I am so glad I made a small private group to go live in, Candice read me comments from everyone as I labored and it helped so much to hear all of their encouraging words. I am also 100% glad we went Unassisted and have no regrets at all. My homebirth with Sawyer was amazing and I had an amazing midwife, but after birthing Unassisted I would do it this way 100x over again. I would have done it this way every single time if I knew back then what I know now.

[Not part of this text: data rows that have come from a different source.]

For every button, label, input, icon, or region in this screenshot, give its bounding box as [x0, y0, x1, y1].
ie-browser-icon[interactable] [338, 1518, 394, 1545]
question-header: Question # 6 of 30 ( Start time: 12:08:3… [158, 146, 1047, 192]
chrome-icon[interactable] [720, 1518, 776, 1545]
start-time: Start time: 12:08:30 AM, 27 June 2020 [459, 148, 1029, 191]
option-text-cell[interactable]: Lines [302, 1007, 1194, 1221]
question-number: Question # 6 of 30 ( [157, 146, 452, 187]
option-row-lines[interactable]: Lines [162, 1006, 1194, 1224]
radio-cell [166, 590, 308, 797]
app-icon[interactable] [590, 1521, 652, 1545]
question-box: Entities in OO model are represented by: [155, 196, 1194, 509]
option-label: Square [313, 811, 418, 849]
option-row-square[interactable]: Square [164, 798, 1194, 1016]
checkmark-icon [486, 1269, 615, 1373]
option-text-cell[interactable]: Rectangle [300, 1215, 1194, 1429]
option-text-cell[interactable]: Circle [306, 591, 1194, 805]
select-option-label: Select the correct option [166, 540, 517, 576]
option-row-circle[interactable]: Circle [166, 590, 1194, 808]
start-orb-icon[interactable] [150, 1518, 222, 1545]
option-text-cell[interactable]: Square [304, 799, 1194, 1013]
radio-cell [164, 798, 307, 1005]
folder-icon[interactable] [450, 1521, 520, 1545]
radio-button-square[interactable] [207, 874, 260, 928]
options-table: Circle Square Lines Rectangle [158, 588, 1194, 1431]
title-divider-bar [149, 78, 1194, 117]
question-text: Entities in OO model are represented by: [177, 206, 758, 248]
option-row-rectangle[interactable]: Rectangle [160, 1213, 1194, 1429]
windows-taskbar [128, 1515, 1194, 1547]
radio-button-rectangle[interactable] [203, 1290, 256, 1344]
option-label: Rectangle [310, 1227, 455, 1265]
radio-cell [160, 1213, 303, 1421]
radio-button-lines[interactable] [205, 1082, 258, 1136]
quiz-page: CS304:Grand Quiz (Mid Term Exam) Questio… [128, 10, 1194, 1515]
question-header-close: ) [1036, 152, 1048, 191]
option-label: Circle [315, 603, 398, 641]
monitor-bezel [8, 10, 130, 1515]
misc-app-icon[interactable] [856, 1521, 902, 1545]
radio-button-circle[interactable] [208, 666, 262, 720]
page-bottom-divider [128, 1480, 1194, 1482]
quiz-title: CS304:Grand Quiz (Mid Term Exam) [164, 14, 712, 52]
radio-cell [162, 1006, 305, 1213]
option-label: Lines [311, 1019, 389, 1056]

Don't be scared for me, or anyone else that chooses to birth Unassisted, there's no right or wrong way to give birth and there's no need to fear the way we chose to give birth just because it isn't for you or the way you would feel comfortable giving birth. This is the way we felt most comfortable bringing our daughter into the world and I'm forever grateful that everyone has the opportunity to birth wherever and however they want to so that we could have this experience. After sitting there for a minute I told Matthew "we did it, we really did it!" and he said to me "no, you did it. You did it."